Oleh : Tri Murti / GOR | Jumat, 26 Januari 2018 | 08:33 WIB

JAKARTA - Kamar Dagang dan Industri (Kadin) Indonesia berharap ada solusi nyata dan mendorong upaya pencegahan kecelakaan konstruksi menyusul masifnya pembangunan di Indonesia sebagai upaya pemerintah mempercepat pembangunan infrastruktur strategis.

"Kami harapkan ada solusi segera dari semua akar permasalahan kecelakaan konstruksi yang terjadi akhir-akhir ini agar menjadi perhatian bagi para kontraktor," kata Wakil Ketua Umum Kadin Bidang Konstruksi dan Infrastruktur Erwin Aksa di sela acara Focus Group Discussion di Jakarta, Kamis (25/1).

Menurut Erwin, jika izinnya dicabut, secara tidak langsung akan menghambat pembangunan infrastruktur yang sedang digenjot oleh pemerintah, dan ini berdampak merugikan semua pihak seperti pemerintah sebagai pemilik, kontraktor, dan masyarakat yang semakin panjang terganggu aktivitasnya akibat adanya pembangunan infrastruktur.

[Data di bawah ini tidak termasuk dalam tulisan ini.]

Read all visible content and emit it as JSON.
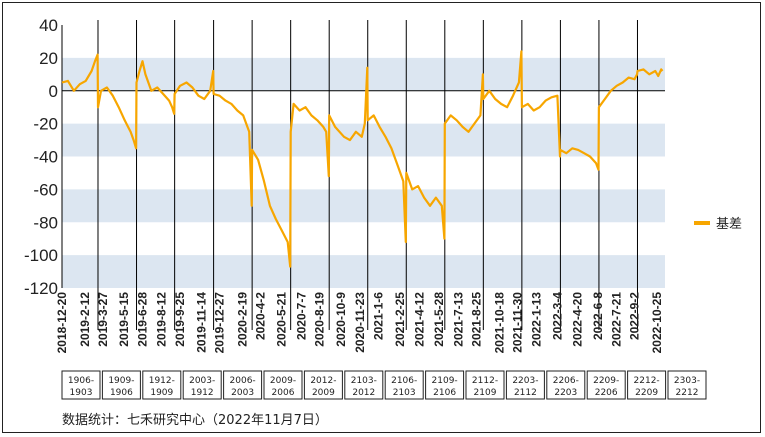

Erwin juga menilai masih maraknya kasus kecelakaan dalam proyek konstruksi akhirakhir ini yang terjadi hampir berturutan sepertinya sudah mengingatkan bahwa aspek keselamatan dan kecelakaan kerja, seperti kurang mendapat perhatian dari kontraktor.

"Padahal dalam Permen PU No 5/2014 tentang Sistem Manajemen Kesehatan dan keselamatan kerja (K3) Konstruksi sudah jelas bahwa setiap proyek yang tidak memenuhi standar keamanan dan keselamatan akan dikenai sanksi dari surat peringatan sampai penghentian pekerjaan," papar dia.

Oleh karena itu, dia menegaskan bahwa masalah keselamatan kerja adalah hal yang utama. Menyingung beberapa kejadian kecelakaan kerja yang terjadi termasuk kejadian kecelakaan di Proyek LRT Kelapa Gading-Rawamangun awal pekan ini, Erwin mengatakan bahwa keperluan tenaga terampil dan berpengalaman untuk memastikan setiap proyek yang digarap berjalan lancar mutlak diperlukan.

Dia menyebutkan, pada 2017 baru sekitar 150.000 tenaga ahli yang tersertifikasi di negeri ini dalam hal ini pekerja di semua level, baik perencana, pengawas, maupun pelaksana proyek. Idealnya, jumlah tenaga ahli ini sekitar 500.000-750.000 orang dan ini akan menjadi tantangan bagi para kontraktor dan asosiasi.